Real Options Analysis

Submitted by Michael Rastall 18th November 2013 15:32


Key Messages

  • There is increasing interest in the appraisal of options, as adaptation moves from theory to practice. In response, a number of existing and new decision support tools are being considered, including methods that address uncertainty.

  • The FP7 MEDIATION project has undertaken a detailed review of these tools, and has tested them in a series of case studies. It has assessed their applicability for adaptation and analysed how they consider uncertainty. The findings have been used to provide information and guidance for the MEDIATION Adaptation Platform and are summarised in a set of policy briefing notes.

  • One of the tools recommended for adaptation is Real Options Analysis (ROA). Options analysis derives from the financial markets, where it has been used to assess the valuation of financial options and risk transfer. The same insights are also useful when there is risk or uncertainty involved with investment in physical assets, hence ‘real’ options

  • Real Options Analysis quantifies the investment risk associated with uncertain future outcomes. It is particularly useful when considering the value of flexibility of investments. This includes the flexibility over the timing of the capital investment, but also the flexibility to adjust the investment as it progresses over time, i.e. allowing a project to adapt, expand or scale-back in response to unfolding events. The approach can therefore assess whether it is better to invest now or to wait – or whether it is better to invest in options that offer greater flexibility in the future.

  • ROA has considerable potential for adaptation, and aligns with the concepts of iterative adaptive (risk) management, providing a means to undertake economic appraisal of future option values the value of information and learning, and the value of flexibility, under conditions of uncertainty. It can therefore justify options (or decisions) that would not be taken forward under a conventional economic analysis.

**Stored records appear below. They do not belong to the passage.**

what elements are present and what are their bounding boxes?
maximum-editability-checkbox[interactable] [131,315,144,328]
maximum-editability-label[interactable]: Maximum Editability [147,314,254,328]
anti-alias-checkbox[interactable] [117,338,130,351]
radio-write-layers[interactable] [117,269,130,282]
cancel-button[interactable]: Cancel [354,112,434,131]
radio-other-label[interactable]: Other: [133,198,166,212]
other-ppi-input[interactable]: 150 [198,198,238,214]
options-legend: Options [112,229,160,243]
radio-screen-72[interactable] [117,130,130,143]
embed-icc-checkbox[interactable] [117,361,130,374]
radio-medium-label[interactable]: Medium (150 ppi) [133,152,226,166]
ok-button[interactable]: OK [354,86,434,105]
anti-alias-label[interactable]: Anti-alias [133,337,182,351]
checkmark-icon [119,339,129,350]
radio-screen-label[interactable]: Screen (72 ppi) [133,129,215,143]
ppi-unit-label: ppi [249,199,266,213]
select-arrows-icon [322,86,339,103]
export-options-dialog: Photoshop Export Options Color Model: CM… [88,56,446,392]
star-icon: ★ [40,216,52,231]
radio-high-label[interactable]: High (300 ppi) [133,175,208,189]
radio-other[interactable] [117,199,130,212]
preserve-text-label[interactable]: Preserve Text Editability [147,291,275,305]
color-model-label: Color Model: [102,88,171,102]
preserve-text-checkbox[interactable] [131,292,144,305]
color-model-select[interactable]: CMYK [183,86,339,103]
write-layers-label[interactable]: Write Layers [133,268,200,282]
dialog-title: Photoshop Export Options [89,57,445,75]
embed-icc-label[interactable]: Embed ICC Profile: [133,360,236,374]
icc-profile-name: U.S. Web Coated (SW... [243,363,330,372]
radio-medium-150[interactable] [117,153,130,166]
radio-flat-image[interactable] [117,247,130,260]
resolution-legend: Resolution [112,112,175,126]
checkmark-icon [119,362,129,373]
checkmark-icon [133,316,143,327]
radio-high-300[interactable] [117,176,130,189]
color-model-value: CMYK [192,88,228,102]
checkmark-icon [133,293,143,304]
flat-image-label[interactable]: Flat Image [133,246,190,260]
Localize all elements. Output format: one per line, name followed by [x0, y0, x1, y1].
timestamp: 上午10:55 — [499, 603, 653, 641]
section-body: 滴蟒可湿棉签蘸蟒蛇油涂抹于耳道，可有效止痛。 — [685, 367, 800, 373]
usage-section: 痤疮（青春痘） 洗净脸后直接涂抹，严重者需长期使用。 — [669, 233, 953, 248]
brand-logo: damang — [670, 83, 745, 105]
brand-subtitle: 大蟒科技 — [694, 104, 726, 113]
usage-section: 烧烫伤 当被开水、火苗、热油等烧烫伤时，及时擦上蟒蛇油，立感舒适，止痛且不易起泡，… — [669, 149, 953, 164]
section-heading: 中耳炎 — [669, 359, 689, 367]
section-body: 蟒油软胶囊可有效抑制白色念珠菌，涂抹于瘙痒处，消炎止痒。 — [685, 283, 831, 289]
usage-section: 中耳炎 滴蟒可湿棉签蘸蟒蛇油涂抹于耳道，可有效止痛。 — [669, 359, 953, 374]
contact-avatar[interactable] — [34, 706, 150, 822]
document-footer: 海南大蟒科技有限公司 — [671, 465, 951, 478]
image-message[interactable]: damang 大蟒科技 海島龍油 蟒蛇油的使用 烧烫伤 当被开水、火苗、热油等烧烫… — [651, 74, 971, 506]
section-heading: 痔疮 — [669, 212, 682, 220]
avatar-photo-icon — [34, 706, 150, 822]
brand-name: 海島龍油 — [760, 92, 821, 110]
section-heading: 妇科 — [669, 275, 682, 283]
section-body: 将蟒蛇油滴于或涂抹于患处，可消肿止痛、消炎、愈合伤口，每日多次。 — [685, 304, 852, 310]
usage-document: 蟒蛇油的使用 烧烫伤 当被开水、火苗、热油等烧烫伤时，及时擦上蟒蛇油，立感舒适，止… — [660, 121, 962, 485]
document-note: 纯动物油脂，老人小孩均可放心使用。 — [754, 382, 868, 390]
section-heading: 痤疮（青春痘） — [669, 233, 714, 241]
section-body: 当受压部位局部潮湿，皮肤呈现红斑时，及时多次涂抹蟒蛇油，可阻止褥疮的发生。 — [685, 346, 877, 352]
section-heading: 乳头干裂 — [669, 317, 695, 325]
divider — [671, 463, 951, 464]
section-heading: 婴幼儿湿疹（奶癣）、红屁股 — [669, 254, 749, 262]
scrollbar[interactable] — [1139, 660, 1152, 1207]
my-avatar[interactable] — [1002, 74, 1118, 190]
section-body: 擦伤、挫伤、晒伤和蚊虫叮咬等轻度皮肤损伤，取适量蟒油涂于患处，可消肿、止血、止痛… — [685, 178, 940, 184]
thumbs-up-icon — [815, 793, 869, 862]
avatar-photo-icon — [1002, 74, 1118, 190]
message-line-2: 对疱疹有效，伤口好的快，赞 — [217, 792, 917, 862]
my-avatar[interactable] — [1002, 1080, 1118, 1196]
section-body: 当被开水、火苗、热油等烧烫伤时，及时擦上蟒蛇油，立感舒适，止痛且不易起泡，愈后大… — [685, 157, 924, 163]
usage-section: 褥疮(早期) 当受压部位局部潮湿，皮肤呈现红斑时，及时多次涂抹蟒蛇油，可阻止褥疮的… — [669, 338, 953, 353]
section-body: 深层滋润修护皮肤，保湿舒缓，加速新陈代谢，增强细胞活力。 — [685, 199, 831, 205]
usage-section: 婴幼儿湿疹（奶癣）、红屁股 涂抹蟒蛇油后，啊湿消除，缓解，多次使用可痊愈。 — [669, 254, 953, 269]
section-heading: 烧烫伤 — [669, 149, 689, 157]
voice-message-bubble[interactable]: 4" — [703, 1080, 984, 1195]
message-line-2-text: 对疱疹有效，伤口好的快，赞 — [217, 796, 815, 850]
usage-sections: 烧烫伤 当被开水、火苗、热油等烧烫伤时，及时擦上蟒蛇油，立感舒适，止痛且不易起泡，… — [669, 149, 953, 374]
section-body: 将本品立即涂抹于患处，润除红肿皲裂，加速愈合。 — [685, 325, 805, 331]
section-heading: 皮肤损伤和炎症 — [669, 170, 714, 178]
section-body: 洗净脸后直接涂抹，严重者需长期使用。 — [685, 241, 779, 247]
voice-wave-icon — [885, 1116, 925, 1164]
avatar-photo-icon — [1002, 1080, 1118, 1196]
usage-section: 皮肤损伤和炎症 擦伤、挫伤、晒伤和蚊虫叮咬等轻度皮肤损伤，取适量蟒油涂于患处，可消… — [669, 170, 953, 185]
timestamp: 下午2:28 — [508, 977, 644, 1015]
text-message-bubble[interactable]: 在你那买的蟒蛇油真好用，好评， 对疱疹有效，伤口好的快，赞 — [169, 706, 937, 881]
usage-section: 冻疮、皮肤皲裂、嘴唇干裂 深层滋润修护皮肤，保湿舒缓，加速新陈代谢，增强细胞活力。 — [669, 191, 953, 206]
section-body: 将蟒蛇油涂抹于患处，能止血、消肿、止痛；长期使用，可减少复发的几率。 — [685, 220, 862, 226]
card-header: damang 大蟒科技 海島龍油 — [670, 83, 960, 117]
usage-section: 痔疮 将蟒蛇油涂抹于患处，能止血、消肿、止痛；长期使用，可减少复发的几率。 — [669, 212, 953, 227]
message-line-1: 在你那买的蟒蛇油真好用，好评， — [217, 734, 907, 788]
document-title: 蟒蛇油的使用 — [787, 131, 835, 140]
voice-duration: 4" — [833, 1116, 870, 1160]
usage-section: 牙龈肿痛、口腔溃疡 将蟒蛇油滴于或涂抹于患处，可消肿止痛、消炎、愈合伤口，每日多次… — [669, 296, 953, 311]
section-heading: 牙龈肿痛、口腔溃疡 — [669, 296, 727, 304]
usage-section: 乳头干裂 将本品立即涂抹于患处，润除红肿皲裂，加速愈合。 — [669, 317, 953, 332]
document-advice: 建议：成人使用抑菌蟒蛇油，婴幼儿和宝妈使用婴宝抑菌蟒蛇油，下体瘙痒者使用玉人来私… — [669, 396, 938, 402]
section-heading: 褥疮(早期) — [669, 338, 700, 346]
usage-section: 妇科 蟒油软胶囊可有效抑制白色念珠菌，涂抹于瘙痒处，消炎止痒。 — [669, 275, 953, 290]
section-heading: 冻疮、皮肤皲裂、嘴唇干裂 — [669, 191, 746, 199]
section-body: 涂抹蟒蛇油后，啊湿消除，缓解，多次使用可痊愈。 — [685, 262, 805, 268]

  • The application to adaptation has often used dynamic programming, which is an extension of decision-tree analysis. This defines possible outcomes and decision points, and assigns probabilities and estimates expected values.

  • The review has considered the strengths and weakness of ROA for adaptation. The key strength of the approach is the information it provides on large investment decisions, allowing economic analysis of the benefits of information and flexibility under conditions of uncertainty. The use of decision trees also provides a useful way to visualise the context of adaptive management. The main disadvantage relates to the complexity of the formal economic approach, which is likely to need expert application and significant resources, and the need to input probabilities and multiple risk points for climate change.

  • Previous applications of ROA for adaptation have been reviewed, and adaptation case studies are summarised. The majority of applications to date have been for large coastal protection projects, though there is also an application for large water projects.

  • The review and case studies provide useful information on the types of adaptation problem types where ROA might be appropriate, as well as data needs, resource requirements and good practice lessons. This identifies that ROA is most useful for large capital investments (project level), especially where there is a large adaptation deficit or a significant potential for learning or flexibility. It also requires good quality data on climate risks and cost/benefit components. Given the high resource requirements, the review also identifies the potential for more informal application of ROA, e.g. through the use of decision trees and more qualitative analysis of information and flexibility. 

Suggested Citation

Watkiss, P. and Hunt, A, Blyth, W (2013). Real Options Analysis: Decision Support Methods for Adaptation, MEDIATION Project, Briefing Note 4. 

The research leading to these results has received funding from the European Community's Seventh Framework Programme (FP7/2007-2013) under grant agreement no. 244012.